Proud to be recognized for being resilient despite the pandemic
No government or business was prepared for Covid-19.
According to a report by the US Congressional Research Service published earlier this month, “the pandemic has disrupted lives across all countries and communities and negatively affected global economic growth in 2020 beyond anything experienced in nearly a century”. Figures collated by various agencies show that the virus reduced global economic growth in 2020 to an annualized rate of -3.4% to -7.6%. The rate of recovery is forecast to be between 4.2% and 5.6% in 2021.
Think-tank McKinsey, on the other hand, has sounded the warning bell because its predictive models suggest that Covid-19 will cost the world between US$16 trillion and US$35 trillion by 2025.
To ensure business isn’t hit further and can recover as the world’s population gets vaccinated (as of mid-July, nearly half the population of high-income countries received at least one dose of the vaccine) – organizations are doing everything they can to become resilient.
In the manufacturing industry, becoming resilient essentially means securing the supply chain and protecting the workforce.
At Advantage Engineering, we’ve made great effort in both areas and are inspired by the results. While we’re proud of the impact we’ve made on the lives of our team during the pandemic, I don’t deny that it feels great to be recognized by one of our leading clients in the automotive space.
Just a few weeks ago, General Motors’ annual Supplier Quality Excellence Awards recognized Advantage Engineering for its performance in the calendar year 2020. Earned during the pandemic, we believe that the award is not only a reflection of the quality of what we produce but also a strong indication of our ability to stay resilient during tough times.
Securing the supply chain against Covid-19
The pandemic delivered significant blows to supply chains across industries, time and time again, interrupting the smooth flow of goods from one part of the world to another.
According to a McKinsey report cited by the US Congressional Research Services, up to 26% of global goods exports, worth approximately US$4.6 trillion, could potentially move to new countries over the next five years if companies restructure their supplier networks. Does this mean near-shoring will become a trend again? Maybe.
Advantage Engineering does much of its trade in North America, whether it is buying raw materials or supplying to some of the largest automotive, aerospace, consumer goods, or medical devices companies in the world. Much of this involves moving materials across the border from our manufacturing facilities in Windsor, Ontario in Canada by road.
During the pandemic, our management as well as our human resources team closely monitored not only the changes being made to policies by the US and the Canadian governments but also the recommendations being shared by leading health agencies across the world, to ensure our logistics team were compliant and safe when making deliveries in the region.
At its core, the changes we’ve made are simple yet effective – and our logistics team has embraced them comfortably.
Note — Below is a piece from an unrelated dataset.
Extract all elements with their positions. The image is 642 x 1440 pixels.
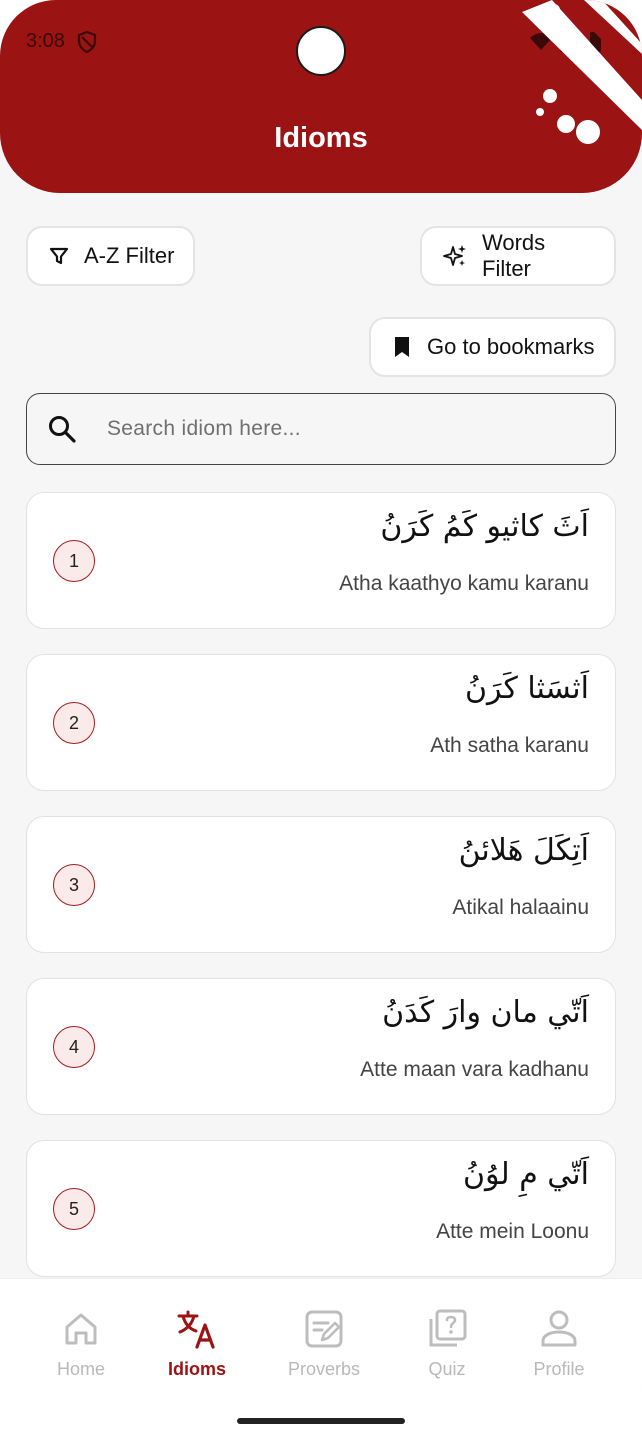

Our facility is designed to enable trucks to enter the loading bay – which means, drivers don’t need to get out of the vehicle at any time. Paperwork is handed off through windows as well. If drivers do wish to use the facilities, protocol is followed to screen them for Covid-19. Everyone understands why these new processes are important which is why everyone is happy to co-operate.
Protecting Team Advantage
I believe our human resources team did a commendable job during the pandemic to keep everyone safe. Their efforts have resulted in a workplace that’s not only compliant with provincial and federal laws but also as secure as possible.
When you’re managing people, especially a 130-strong team of workers and professionals, there are many factors at play in any situation – and the pandemic was no different.
In the initial months, there was a bit of a scare and people were worried about the fact that the disease was more contagious than common flu and far more dangerous. That definitely hit morale.
To ensure that everyone felt safe, we needed to take a number of steps including hiring more staff to sanitize high-touch-surfaces in our facilities, devising a shift-system for breaks so staff could be responsible and socially distance themselves, separating workstations with plastic dividers, and even offering to isolate workers in specific sections of the shop floor – as far as possible.
Speaking candidly, I’m proud we did more than just the bare minimum. We took the pandemic seriously from the get-go and followed every guideline to protect our team. Over time, client organizations shared minimum standards for their suppliers to ensure safety during Covid-19, and I’m happy to report we always found ourselves ahead – every time.
At the end of the day, however, I must admit that we did have our fair share of scares, and a few of our workers did get infected. We handled those situations well, ensuring the right people within our organizations and in our public health unit were informed to facilitate contact tracing and share precautionary measures. As an organization, I think what really worked was that we all had each other’s back – that’s what ultimately help manage schedules, optimize workloads, and deliver quality products to customers, on time every time.
I hope things return to normal soon. However, I know Advantage Engineering has become more resilient in the past couple of months – and I have too. As a senior management professional, the pandemic has taught me the value of patience. With more than 220,000 sq. ft. of operations, tackling policy and personnel changes has required a shift in tactics, and patience has been at the core of everything I’ve helped Team Advantage handle effectively.